It was a mixed week for the North American stock markets with the Canadian TSX finishing up ).8%; the U.S. Dow Jones Index down 0.5%; and the U.S. S&P 500 down 0.4%.

Single topic update this week on gold and its role in portfolios…

During the tumult of 2020, positions in gold bullion were added to client portfolios. Over multiple transactions, this position ultimately totaled about 5% of client holdings. Simply put, the position was taken as a hedge against the economic uncertainty running rampant and a way to diversify the defensive portion of client portfolios away from just fixed-income bond investments.
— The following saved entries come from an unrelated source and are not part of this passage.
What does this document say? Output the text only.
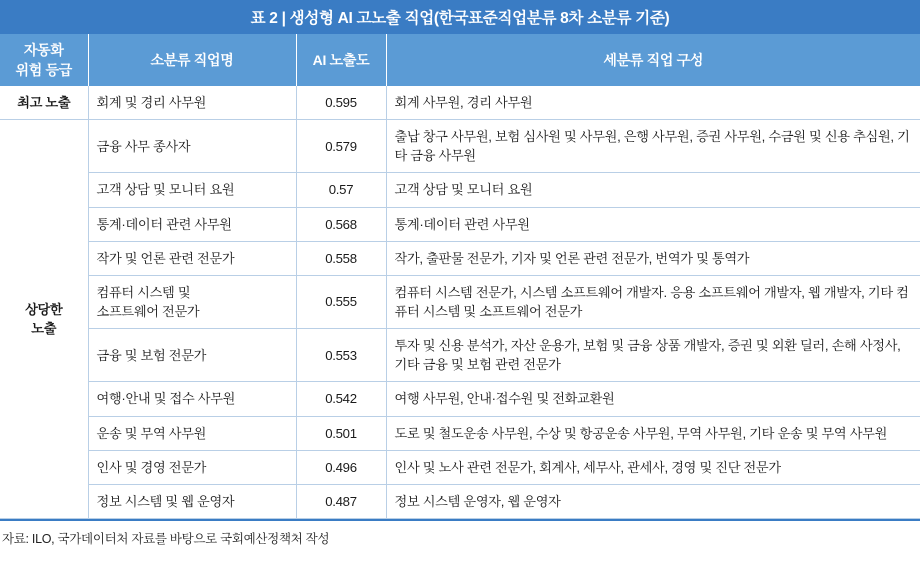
표 2 | 생성형 AI 고노출 직업(한국표준직업분류 8차 소분류 기준)
자동화
위험 등급	소분류 직업명	AI 노출도	세분류 직업 구성
최고 노출	회계 및 경리 사무원	0.595	회계 사무원, 경리 사무원

상당한
노출	금융 사무 종사자	0.579	출납 창구 사무원, 보험 심사원 및 사무원, 은행 사무원, 증권 사무원, 수금원 및 신용 추심원, 기타 금융 사무원
	고객 상담 및 모니터 요원	0.57	고객 상담 및 모니터 요원
	통계·데이터 관련 사무원	0.568	통계·데이터 관련 사무원
	작가 및 언론 관련 전문가	0.558	작가, 출판물 전문가, 기자 및 언론 관련 전문가, 번역가 및 통역가

	컴퓨터 시스템 및
소프트웨어 전문가	0.555	컴퓨터 시스템 전문가, 시스템 소프트웨어 개발자. 응용 소프트웨어 개발자, 웹 개발자, 기타 컴퓨터 시스템 및 소프트웨어 전문가
	금융 및 보험 전문가	0.553	투자 및 신용 분석가, 자산 운용가, 보험 및 금융 상품 개발자, 증권 및 외환 딜러, 손해 사정사, 기타 금융 및 보험 관련 전문가
	여행·안내 및 접수 사무원	0.542	여행 사무원, 안내·접수원 및 전화교환원
	운송 및 무역 사무원	0.501	도로 및 철도운송 사무원, 수상 및 항공운송 사무원, 무역 사무원, 기타 운송 및 무역 사무원
	인사 및 경영 전문가	0.496	인사 및 노사 관련 전문가, 회계사, 세무사, 관세사, 경영 및 진단 전문가
	정보 시스템 및 웹 운영자	0.487	정보 시스템 운영자, 웹 운영자
자료: ILO, 국가데이터처 자료를 바탕으로 국회예산정책처 작성
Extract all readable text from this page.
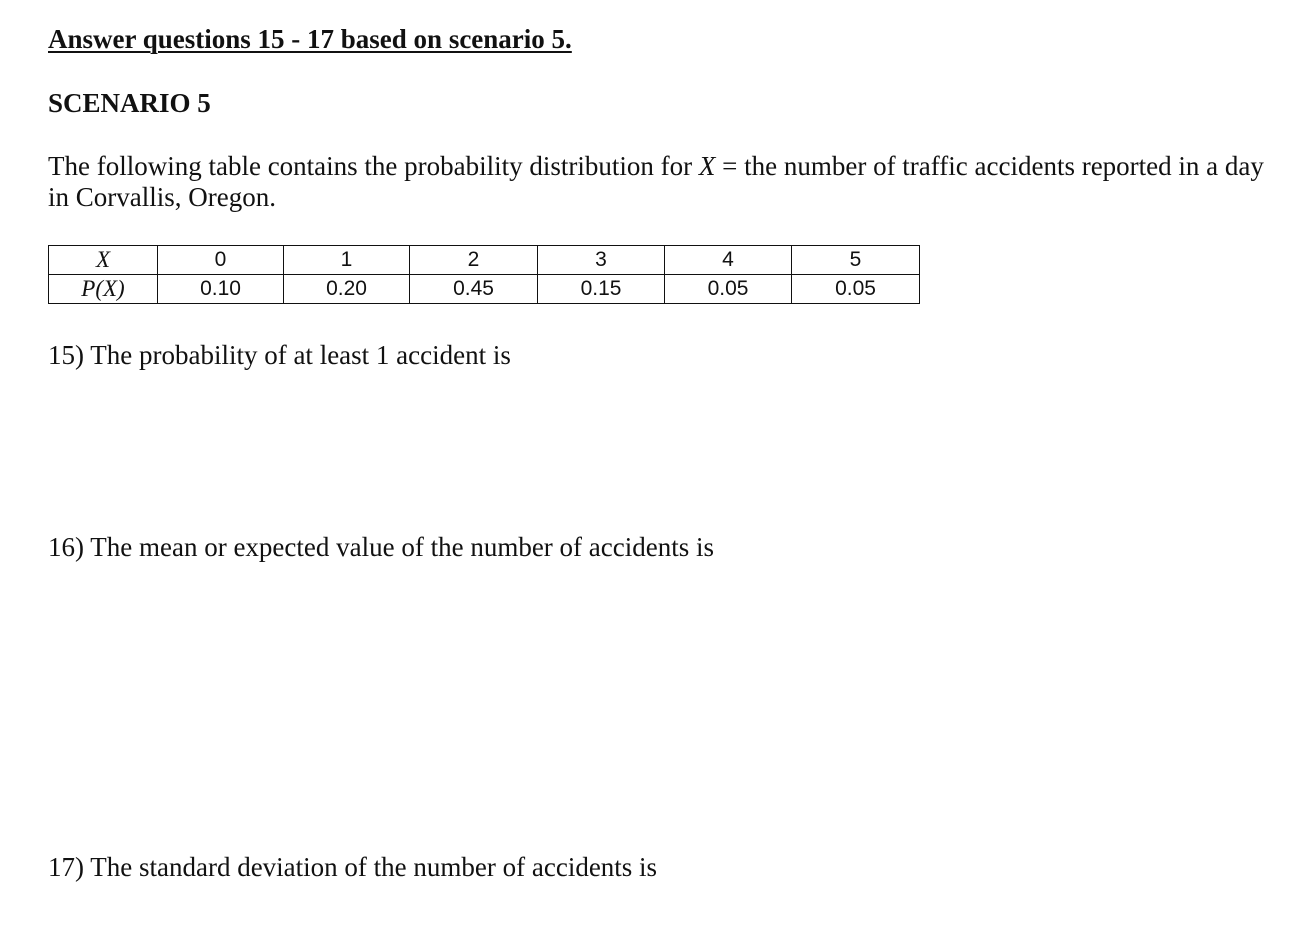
Answer questions 15 - 17 based on scenario 5.
SCENARIO 5
The following table contains the probability distribution for X = the number of traffic accidents reported in a day in Corvallis, Oregon.
X	0	1	2	3	4	5
P(X)	0.10	0.20	0.45	0.15	0.05	0.05
15) The probability of at least 1 accident is
16) The mean or expected value of the number of accidents is
17) The standard deviation of the number of accidents is
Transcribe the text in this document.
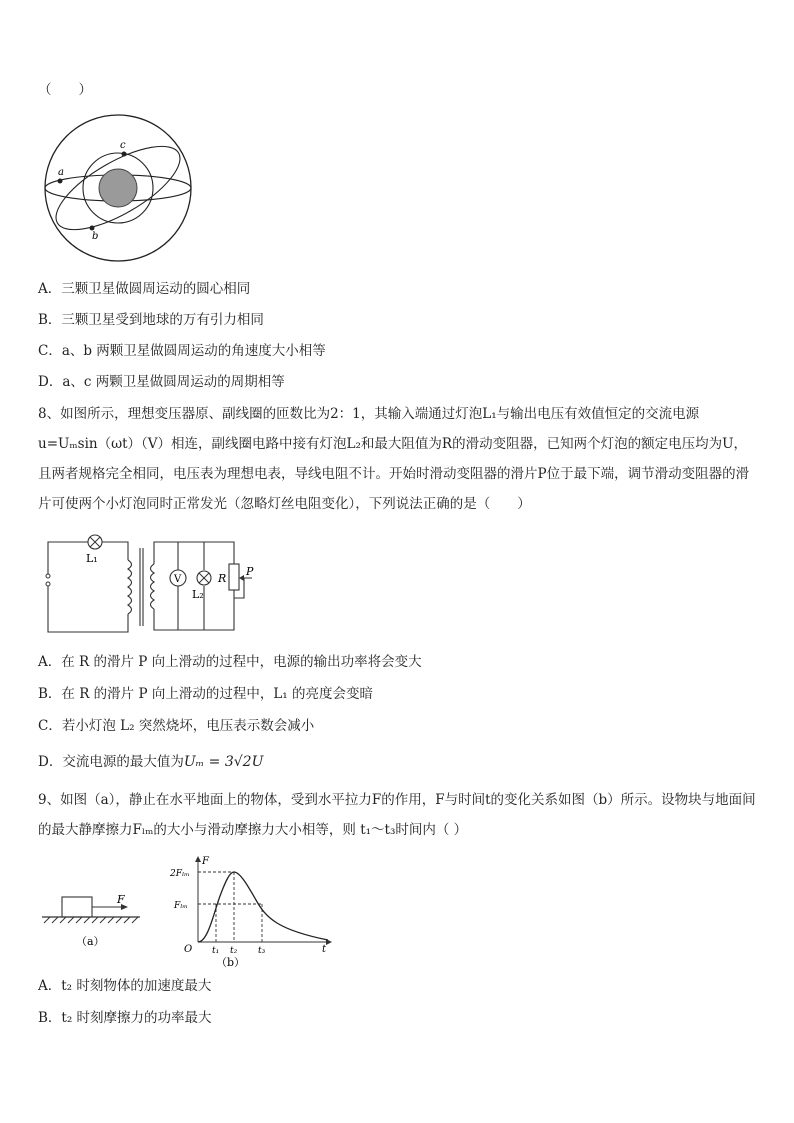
（　　）
a
b
c
A．三颗卫星做圆周运动的圆心相同
B．三颗卫星受到地球的万有引力相同
C．a、b 两颗卫星做圆周运动的角速度大小相等
D．a、c 两颗卫星做圆周运动的周期相等
8、如图所示，理想变压器原、副线圈的匝数比为2：1，其输入端通过灯泡L₁与输出电压有效值恒定的交流电源u=Uₘsin（ωt）（V）相连，副线圈电路中接有灯泡L₂和最大阻值为R的滑动变阻器，已知两个灯泡的额定电压均为U，且两者规格完全相同，电压表为理想电表，导线电阻不计。开始时滑动变阻器的滑片P位于最下端，调节滑动变阻器的滑片可使两个小灯泡同时正常发光（忽略灯丝电阻变化），下列说法正确的是（　　）
V
L₁
L₂
R
P
A．在 R 的滑片 P 向上滑动的过程中，电源的输出功率将会变大
B．在 R 的滑片 P 向上滑动的过程中，L₁ 的亮度会变暗
C．若小灯泡 L₂ 突然烧坏，电压表示数会减小
D．交流电源的最大值为Uₘ = 3√2U
9、如图（a），静止在水平地面上的物体，受到水平拉力F的作用，F与时间t的变化关系如图（b）所示。设物块与地面间的最大静摩擦力Fₗₘ的大小与滑动摩擦力大小相等，则 t₁～t₃时间内（ ）
F
（a）
F
t
O
2Fₗₘ
Fₗₘ
t₁ t₂ t₃
（b）
A．t₂ 时刻物体的加速度最大
B．t₂ 时刻摩擦力的功率最大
The position was never intended to be a long-term investment nor was it intended to be commentary nor endorsement of bullion as an alternate asset class. Again, the position was intended as a short to medium-term hedge owing to the historical record that shows gold, for whatever reason (the reasons are many, long and contentious… I don’t intend to get into the matter here) tends to appreciate during times of crisis. For a period this is precisely how gold behaved as it climbed to over $2,000/ounce. Indeed the position proved a suitable hedge against the volatility of the time.

But late in 2020, and for much of 2021 year-to-date, bullion has not performed as well. Some of this owes to the improving economic outlook and the accompanying decline in “crisis” that bullion is intended to hedge against, but some also attributes to the rise of crypto-currencies like Bitcoin which have become a more easily traded and stockpiled “store” of value. Many view crypto-currencies as an electronic gold replacement and it has become apparent that the rise of these electronic currencies has been syphoning some of the demand for gold over the past year. This became very clear at the beginning of this week as there was a massive correction in the price of crypto-currencies (over 40% in some cases), while gold bullion had an accompanying increase in price (though, sadly, of far lesser magnitude than the decline in cryptos).

In any event, unless inflation runs amok (see last week’s update for a discussion on this topic), I’d argue the period of crisis has, or soon will, end. Economies are re-opening (almost fully in the case of the U.S.), and strong economic recovery is upon us. As part of a major portfolio rebalance about a month ago, I reduced client bullion positions by half. I’ll be further reducing or, possibly eliminating, the remaining position in the near future and allocating to equities. If I do keep a residual position, it will be small – perhaps ~1% - and maintained as a final hedge against the possibility of inflation.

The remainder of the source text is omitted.